When we first meet Aqib, he’s taking the prince’s cheetah for a walk. We learn he is charged with taking care of the royal menagerie. He’s a member of the privileged class due to being a distant cousin to royalty. He’s also a bit of a snob and disdainful of the working class.
Aqib meets a foreign soldier named Lucrio who speaks in modern slang. This pulled me out of the fantasy world for a moment, but I soon learned that he spoke this way to indicate that he’s lower class and he learned to speak Olorumi from sailors. Lucrio’s native language is Latin (or a language very similar to it). He comes from Daluçan which is a land reminiscent of ancient Rome.
The two fall in love, although there are obstacles to their romance including Aqib’s homophobic brother, pressure from Aqib’s family to marry a high-born woman to raise the family’s status, and the fact that homosexuality is forbidden by Aqib’s religion.
The author sometimes doesn’t put dialogue in quotes or suddenly summarizes what was said, which is an interesting style. The story is also told out of order, but there’s a reason for this that becomes evident towards the end. The surprising reason the book is titled A Taste of Honey isn’t revealed until the end either.

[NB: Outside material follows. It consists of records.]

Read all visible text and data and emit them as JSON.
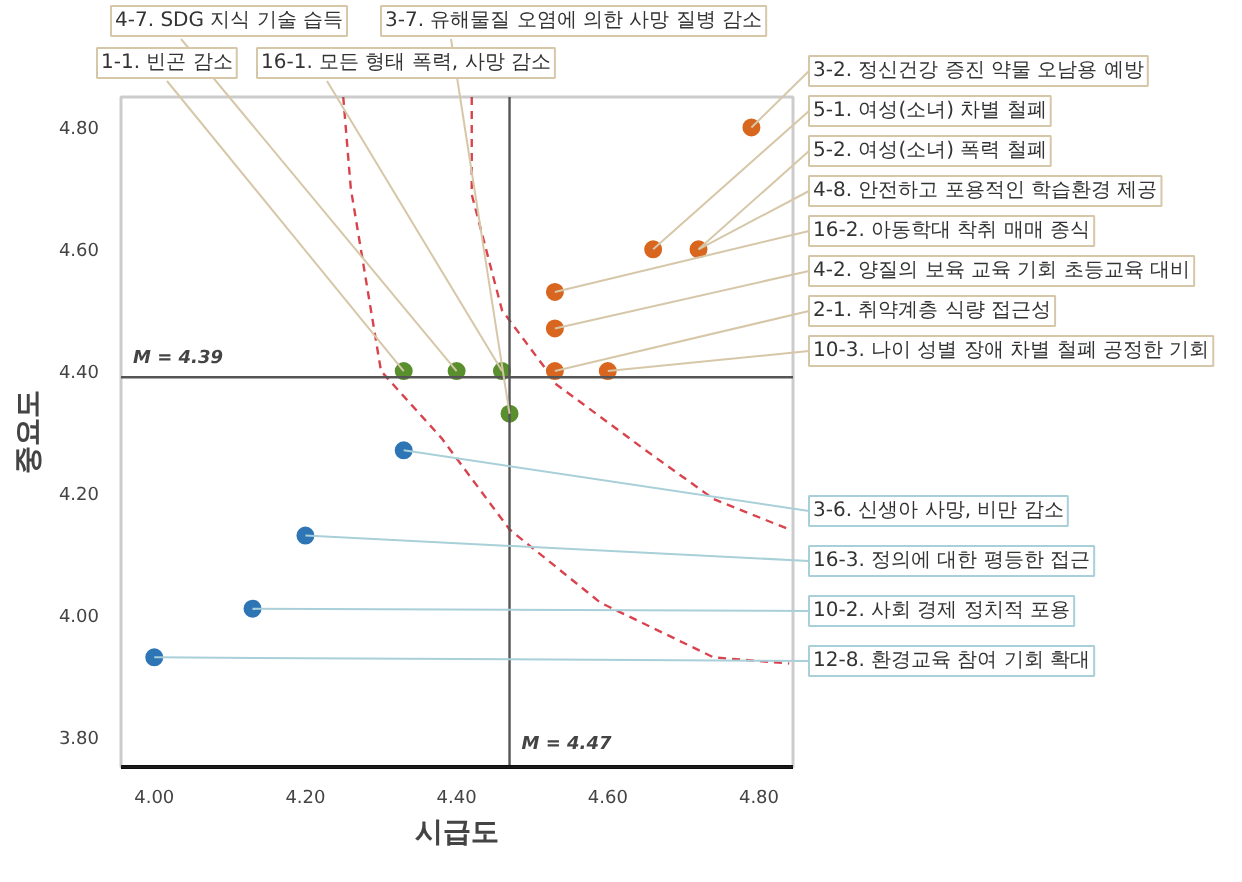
{
  "chart_data": {
    "type": "scatter",
    "xlabel": "시급도",
    "ylabel": "중요도",
    "xlim": [
      3.956,
      4.845
    ],
    "ylim": [
      3.75,
      4.85
    ],
    "xticks": [
      {
        "value": 4.0,
        "label": "4.00"
      },
      {
        "value": 4.2,
        "label": "4.20"
      },
      {
        "value": 4.4,
        "label": "4.40"
      },
      {
        "value": 4.6,
        "label": "4.60"
      },
      {
        "value": 4.8,
        "label": "4.80"
      }
    ],
    "yticks": [
      {
        "value": 3.8,
        "label": "3.80"
      },
      {
        "value": 4.0,
        "label": "4.00"
      },
      {
        "value": 4.2,
        "label": "4.20"
      },
      {
        "value": 4.4,
        "label": "4.40"
      },
      {
        "value": 4.6,
        "label": "4.60"
      },
      {
        "value": 4.8,
        "label": "4.80"
      }
    ],
    "marker": "circle",
    "series": [
      {
        "type": "line",
        "color": "#d9434d",
        "line_style": "dashed",
        "marker": "none",
        "x": [
          4.25,
          4.26,
          4.28,
          4.3,
          4.38,
          4.47,
          4.59,
          4.74,
          4.84
        ],
        "values": [
          4.85,
          4.7,
          4.55,
          4.4,
          4.29,
          4.14,
          4.02,
          3.93,
          3.92
        ]
      },
      {
        "type": "line",
        "color": "#d9434d",
        "line_style": "dashed",
        "marker": "none",
        "x": [
          4.42,
          4.42,
          4.46,
          4.52,
          4.53,
          4.65,
          4.74,
          4.84
        ],
        "values": [
          4.85,
          4.69,
          4.5,
          4.4,
          4.38,
          4.27,
          4.19,
          4.14
        ]
      },
      {
        "color": "#d9661f",
        "x": [
          4.79,
          4.66,
          4.72,
          4.53,
          4.53,
          4.53,
          4.6
        ],
        "values": [
          4.8,
          4.6,
          4.6,
          4.53,
          4.47,
          4.4,
          4.4
        ]
      },
      {
        "color": "#5a8f2e",
        "x": [
          4.33,
          4.4,
          4.46,
          4.47
        ],
        "values": [
          4.4,
          4.4,
          4.4,
          4.33
        ]
      },
      {
        "color": "#2e75b6",
        "x": [
          4.33,
          4.2,
          4.13,
          4.0
        ],
        "values": [
          4.27,
          4.13,
          4.01,
          3.93
        ]
      }
    ],
    "ref_lines": [
      {
        "axis": "y",
        "value": 4.39,
        "label": "M = 4.39"
      },
      {
        "axis": "x",
        "value": 4.47,
        "label": "M = 4.47"
      }
    ],
    "annotations": [
      {
        "text": "4-7. SDG 지식 기술 습득",
        "x": 4.4,
        "y": 4.4
      },
      {
        "text": "3-7. 유해물질 오염에 의한 사망 질병 감소",
        "x": 4.47,
        "y": 4.33
      },
      {
        "text": "1-1. 빈곤 감소",
        "x": 4.33,
        "y": 4.4
      },
      {
        "text": "16-1. 모든 형태 폭력, 사망 감소",
        "x": 4.46,
        "y": 4.4
      },
      {
        "text": "3-2. 정신건강 증진 약물 오남용 예방",
        "x": 4.79,
        "y": 4.8
      },
      {
        "text": "5-1. 여성(소녀) 차별 철폐",
        "x": 4.66,
        "y": 4.6
      },
      {
        "text": "5-2. 여성(소녀) 폭력 철폐",
        "x": 4.72,
        "y": 4.6
      },
      {
        "text": "4-8. 안전하고 포용적인 학습환경 제공",
        "x": 4.72,
        "y": 4.6
      },
      {
        "text": "16-2. 아동학대 착취 매매 종식",
        "x": 4.53,
        "y": 4.53
      },
      {
        "text": "4-2. 양질의 보육 교육 기회 초등교육 대비",
        "x": 4.53,
        "y": 4.47
      },
      {
        "text": "2-1. 취약계층 식량 접근성",
        "x": 4.53,
        "y": 4.4
      },
      {
        "text": "10-3. 나이 성별 장애 차별 철폐 공정한 기회",
        "x": 4.6,
        "y": 4.4
      },
      {
        "text": "3-6. 신생아 사망, 비만 감소",
        "x": 4.33,
        "y": 4.27
      },
      {
        "text": "16-3. 정의에 대한 평등한 접근",
        "x": 4.2,
        "y": 4.13
      },
      {
        "text": "10-2. 사회 경제 정치적 포용",
        "x": 4.13,
        "y": 4.01
      },
      {
        "text": "12-8. 환경교육 참여 기회 확대",
        "x": 4.0,
        "y": 3.93
      }
    ]
  }
}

There’s a lot of great world-building here. Olorumi is an interesting place where physics and math are considered women’s work. Magic gets introduced to the story towards the end. We learn certain people have supernatural abilities and we meet the Ashëans who are referred to as gods because of both their magical power and their high level of technology including holograms. The sudden introduction of magic and technology into the book towards the end was a bit jarring, but I think the author pulled it off.